AW: When anti-mycobacterial T cells are challenged with tuberculosis antigen, they respond by releasing the cytokine interferon gamma. The QuantiFERON and TSPOT.TB tests work by artificially inducing this response in T cells harvested in patient blood samples. Both tests measure the interferon gamma response produced by the harvested T cells, but through two slightly different enzyme immunoassay technologies. The QuantiFERON test is an enzyme-linked immunosorbent assay (ELISA), which measures the concentration of interferon gamma in a blood sample after it has been exposed to TB antigen. The TSPOT.TB test is an enzyme-linked immunospot assay (ELISPOT), which measures the number of interferon gamma producing cells in a blood sample.
eAJKD: If you were to design the ideal study without the limitation of using risk factor assessment as the gold standard, what would it look like?
AW: To answer questions about diagnostic accuracy, the best study design would compare the performance of a new test (in this case QuantiFERON and TSPOT.TB) against a gold standard test. Estimates of test accuracy derived from these studies are clinically useful because they quantify how much confidence we can have in the test results. When there is no gold standard and such studies are not possible, one way to evaluate the usefulness of a test is to study its effects on treatment. With no limitations on money, a study of test-directed treatment would be an ideal way of assessing the clinical value of tests for latent TB. This would likely still not be feasible given the numbers of people required to detect a difference and the necessary follow-up.
In the future, a clinical algorithm that takes into account multiple test results and risk factors to derive an absolute risk of latent TB would be useful for clinicians. Perhaps this should be our next project?

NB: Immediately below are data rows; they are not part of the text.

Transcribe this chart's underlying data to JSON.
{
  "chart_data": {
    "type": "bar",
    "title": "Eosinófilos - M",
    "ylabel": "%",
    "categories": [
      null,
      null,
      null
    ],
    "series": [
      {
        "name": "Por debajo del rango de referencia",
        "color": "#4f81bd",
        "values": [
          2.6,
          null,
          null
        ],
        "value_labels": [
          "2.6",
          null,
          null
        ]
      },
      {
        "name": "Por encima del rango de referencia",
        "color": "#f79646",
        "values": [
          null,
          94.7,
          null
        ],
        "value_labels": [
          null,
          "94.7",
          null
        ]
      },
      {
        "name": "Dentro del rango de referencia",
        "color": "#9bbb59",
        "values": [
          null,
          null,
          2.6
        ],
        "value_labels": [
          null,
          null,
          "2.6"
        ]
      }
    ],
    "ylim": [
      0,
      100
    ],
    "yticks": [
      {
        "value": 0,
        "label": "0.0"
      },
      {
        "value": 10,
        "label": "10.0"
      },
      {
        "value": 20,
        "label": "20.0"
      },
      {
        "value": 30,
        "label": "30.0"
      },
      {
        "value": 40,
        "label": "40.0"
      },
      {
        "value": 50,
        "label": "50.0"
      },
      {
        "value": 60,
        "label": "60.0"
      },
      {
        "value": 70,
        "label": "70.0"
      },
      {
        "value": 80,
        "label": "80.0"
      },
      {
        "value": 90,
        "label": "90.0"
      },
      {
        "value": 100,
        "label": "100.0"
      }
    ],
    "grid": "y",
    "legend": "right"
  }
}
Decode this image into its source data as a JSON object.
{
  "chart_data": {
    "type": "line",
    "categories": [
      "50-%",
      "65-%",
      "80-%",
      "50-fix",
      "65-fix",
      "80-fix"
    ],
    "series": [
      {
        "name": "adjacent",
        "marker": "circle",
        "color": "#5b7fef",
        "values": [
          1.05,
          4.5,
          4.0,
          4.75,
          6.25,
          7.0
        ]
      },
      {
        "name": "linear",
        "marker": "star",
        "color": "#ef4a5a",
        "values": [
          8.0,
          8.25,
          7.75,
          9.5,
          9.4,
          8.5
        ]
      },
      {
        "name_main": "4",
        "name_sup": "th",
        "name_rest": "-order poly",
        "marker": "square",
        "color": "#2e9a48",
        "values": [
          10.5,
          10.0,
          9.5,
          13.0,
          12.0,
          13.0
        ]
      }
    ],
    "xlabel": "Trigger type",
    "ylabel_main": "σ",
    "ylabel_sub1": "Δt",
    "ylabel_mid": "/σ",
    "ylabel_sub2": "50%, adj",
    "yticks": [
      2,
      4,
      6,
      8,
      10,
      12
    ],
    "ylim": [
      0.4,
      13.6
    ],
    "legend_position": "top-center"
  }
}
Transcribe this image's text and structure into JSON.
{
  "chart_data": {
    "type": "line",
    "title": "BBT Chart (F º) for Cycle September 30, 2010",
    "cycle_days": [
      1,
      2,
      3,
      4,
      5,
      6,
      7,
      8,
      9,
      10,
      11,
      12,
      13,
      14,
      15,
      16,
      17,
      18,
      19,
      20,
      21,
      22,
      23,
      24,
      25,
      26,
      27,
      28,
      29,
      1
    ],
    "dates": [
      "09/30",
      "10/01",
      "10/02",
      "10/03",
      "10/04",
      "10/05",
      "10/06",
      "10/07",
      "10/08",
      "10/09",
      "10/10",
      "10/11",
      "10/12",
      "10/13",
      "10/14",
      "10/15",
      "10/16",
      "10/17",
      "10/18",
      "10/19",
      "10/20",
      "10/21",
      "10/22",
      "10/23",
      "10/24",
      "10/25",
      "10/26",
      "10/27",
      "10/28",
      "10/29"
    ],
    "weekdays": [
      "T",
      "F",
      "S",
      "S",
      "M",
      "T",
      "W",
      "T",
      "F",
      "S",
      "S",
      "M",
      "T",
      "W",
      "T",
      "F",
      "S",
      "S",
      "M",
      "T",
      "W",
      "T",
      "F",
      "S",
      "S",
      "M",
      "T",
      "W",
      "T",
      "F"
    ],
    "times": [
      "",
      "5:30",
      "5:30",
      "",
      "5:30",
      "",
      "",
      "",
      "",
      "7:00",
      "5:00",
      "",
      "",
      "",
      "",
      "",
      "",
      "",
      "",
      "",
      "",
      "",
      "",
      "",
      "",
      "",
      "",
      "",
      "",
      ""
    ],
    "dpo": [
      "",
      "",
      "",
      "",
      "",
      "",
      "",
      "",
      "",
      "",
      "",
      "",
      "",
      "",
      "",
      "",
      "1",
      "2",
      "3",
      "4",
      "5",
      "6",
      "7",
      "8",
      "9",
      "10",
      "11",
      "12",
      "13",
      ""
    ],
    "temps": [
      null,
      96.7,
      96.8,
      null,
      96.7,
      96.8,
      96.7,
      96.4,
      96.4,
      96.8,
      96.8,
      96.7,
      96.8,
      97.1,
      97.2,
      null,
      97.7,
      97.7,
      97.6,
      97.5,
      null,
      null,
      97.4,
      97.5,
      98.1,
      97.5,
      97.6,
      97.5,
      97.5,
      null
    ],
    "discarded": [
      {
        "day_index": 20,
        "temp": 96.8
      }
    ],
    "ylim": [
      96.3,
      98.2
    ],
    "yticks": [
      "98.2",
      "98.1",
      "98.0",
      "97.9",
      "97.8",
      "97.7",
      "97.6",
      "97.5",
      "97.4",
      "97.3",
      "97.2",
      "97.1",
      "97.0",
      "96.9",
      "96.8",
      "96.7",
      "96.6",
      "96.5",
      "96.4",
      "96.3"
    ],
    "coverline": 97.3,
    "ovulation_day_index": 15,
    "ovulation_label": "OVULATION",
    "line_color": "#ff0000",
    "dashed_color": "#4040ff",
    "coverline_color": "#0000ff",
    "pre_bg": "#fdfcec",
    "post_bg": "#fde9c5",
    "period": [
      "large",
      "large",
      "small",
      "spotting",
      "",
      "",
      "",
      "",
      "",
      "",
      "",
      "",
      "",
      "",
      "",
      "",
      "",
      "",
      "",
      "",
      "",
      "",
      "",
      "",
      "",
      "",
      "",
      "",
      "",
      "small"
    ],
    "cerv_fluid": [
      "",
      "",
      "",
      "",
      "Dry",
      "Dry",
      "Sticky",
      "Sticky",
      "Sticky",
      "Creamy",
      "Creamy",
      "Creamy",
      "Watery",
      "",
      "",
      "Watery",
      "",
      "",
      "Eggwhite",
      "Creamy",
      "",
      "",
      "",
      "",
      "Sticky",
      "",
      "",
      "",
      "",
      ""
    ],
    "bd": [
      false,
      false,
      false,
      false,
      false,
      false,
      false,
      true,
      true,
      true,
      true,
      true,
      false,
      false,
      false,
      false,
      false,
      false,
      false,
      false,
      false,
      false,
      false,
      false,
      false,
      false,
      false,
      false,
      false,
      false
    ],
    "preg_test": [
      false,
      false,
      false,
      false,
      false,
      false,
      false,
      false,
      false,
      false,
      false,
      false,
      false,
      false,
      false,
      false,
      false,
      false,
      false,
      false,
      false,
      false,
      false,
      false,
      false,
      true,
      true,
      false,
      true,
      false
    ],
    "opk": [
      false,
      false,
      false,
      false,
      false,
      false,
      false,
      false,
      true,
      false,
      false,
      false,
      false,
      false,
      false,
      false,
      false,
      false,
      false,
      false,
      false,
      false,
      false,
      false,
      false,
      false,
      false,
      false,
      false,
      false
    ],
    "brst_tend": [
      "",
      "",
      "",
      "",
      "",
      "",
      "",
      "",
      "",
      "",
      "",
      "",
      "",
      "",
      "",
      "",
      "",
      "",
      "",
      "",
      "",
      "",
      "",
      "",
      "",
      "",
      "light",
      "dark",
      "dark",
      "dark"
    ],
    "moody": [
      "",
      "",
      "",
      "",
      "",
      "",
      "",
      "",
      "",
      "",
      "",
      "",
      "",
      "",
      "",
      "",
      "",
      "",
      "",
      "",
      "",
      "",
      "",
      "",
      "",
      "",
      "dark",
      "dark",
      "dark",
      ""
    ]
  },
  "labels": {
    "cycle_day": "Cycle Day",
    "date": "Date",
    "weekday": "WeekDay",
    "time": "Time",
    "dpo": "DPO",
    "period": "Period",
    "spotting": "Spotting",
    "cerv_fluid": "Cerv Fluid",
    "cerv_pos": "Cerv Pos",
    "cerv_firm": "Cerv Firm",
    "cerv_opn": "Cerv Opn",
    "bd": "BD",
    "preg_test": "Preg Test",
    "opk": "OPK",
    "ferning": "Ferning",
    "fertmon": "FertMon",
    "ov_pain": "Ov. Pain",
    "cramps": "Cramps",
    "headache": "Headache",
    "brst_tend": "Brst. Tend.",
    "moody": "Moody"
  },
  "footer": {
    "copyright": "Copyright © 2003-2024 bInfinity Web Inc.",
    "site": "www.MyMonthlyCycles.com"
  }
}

eAJKD: You mention that no specific guidelines exist for TB testing in ESRD patients. What would you propose as the recommendation? Would you want both the TST and IGRA, or use a survey of risk factors (x-ray, history of clinical exposure)?
AW: From our work in patients with end-stage kidney disease, the evidence says ELISA-based IGRAs correlate much better with clinical risk factors for latent TB and BCG vaccination status than the TST. Whether this is the same for ELISPOT-based IGRAs is unclear. Although the estimates were similar to those of the ELISA-based IGRAs, the evidence was more sparse, so we are left with uncertainty. Until further evidence becomes available to the contrary, we propose that ELISA-based IGRAs should be the first line test for latent TB investigation in patients with end-stage kidney disease.